Last year, circumstance dictated Iowa’s staff changes. After last season’s drop off, 4-8 dictated this round of change, which makes six new assistant coaches in the last two seasons.
“When you win four games, there’s ownership there,” Ferentz said. “We can’t say ‘a play here, play there.’ It’s not like two plays were the big difference. Now you’re 6‑6, and that’s not what we’re striving for.
“It does cause you to look at things and be introspective a little bit, but the big thing is to come up with a good plan and really work that plan well, and, hopefully, we can be a little bit better this time around.”
– Recruiting areas for Iowa assistants will go this way: LeVar Woods in Kansas City/Texas, Brian Ferentz in Ohio/Chicago, Phil Parker Ohio/Michigan, Chris White Maryland/Wash. DC, Bobby Kennedy and Greg Davis Texas, Eric Johnson Indiana/St. Louis/Minneapolis/St. Paul and Jim Reid Ohio/Chicago.
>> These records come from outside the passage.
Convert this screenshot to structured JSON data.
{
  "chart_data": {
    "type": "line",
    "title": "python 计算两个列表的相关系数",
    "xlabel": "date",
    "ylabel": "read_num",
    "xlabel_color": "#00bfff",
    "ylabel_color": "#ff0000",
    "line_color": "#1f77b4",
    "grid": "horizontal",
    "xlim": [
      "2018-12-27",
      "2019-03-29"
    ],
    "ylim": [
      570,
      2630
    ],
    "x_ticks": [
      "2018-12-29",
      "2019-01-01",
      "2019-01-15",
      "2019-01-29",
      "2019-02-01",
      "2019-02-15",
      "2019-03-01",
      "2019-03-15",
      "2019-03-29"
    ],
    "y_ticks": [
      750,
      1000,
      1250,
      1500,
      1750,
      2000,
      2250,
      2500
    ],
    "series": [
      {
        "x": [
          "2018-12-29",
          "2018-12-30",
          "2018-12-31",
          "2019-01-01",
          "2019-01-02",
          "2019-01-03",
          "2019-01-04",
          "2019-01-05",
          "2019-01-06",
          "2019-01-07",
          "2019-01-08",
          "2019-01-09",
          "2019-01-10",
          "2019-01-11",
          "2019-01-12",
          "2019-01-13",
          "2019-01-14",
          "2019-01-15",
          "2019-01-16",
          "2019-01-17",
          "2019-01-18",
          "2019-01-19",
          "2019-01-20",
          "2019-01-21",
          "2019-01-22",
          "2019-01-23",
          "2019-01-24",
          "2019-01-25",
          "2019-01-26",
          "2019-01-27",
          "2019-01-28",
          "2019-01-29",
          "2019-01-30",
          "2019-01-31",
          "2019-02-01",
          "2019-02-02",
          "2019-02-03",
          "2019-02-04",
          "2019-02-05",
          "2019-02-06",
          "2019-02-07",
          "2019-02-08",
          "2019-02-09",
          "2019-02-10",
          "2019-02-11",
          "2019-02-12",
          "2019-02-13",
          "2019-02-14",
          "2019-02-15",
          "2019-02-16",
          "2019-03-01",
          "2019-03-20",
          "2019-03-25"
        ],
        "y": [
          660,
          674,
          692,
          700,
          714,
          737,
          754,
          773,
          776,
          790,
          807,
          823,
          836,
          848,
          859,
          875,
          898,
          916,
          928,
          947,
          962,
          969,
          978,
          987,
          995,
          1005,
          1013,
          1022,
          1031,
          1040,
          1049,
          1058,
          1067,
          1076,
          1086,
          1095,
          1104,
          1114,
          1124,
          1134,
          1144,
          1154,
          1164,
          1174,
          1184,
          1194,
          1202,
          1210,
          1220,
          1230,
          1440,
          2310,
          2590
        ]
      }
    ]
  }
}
– Offensive tackle Brandon Scherff (broken fibula/dislocated ankle) will be healthy and ready for spring practice, which begins March 27. Guard Andrew Donnal (torn ACL) will be close to being ready for spring, Ferentz said.
– Defensive tackle Louis Trinca-Pasat (shoulder) and O-lineman Nolan MacMillan will be out this spring, but should be healthy for summer workouts in June. MacMillan had surgery for an unspecified injury.
– Fullback Brad Rogers and linebacker Jim Poggi will take medical redshirts and won’t continue their football careers. Rogers had back surgery this offseason. Poggi has had a couple of shoulder surgeries.
– Ferentz said no major position changes, but there are a few.
– Ferentz said it sounds as though the Big Ten will go to a nine-game schedule for football. Officially, the league is debating the merits of nine or 10 games. A final decision is expected late spring/early summer.
“It does sound like we’re going to nine games,” Ferentz said. “It sounds like that train’s going down the track right now, too.”
Ferentz said his preference is nine rather than 10 Big Ten games.
“I’d say nine,” he said. “That would be my first instinct, and kind of go from there. Then obviously, the five-and-four [home games] thing is a tough equation. I don’t know if we’re ready for 10 yet or not. A lot of people weren’t ready for 12 [-game schedules], and we got that, too.”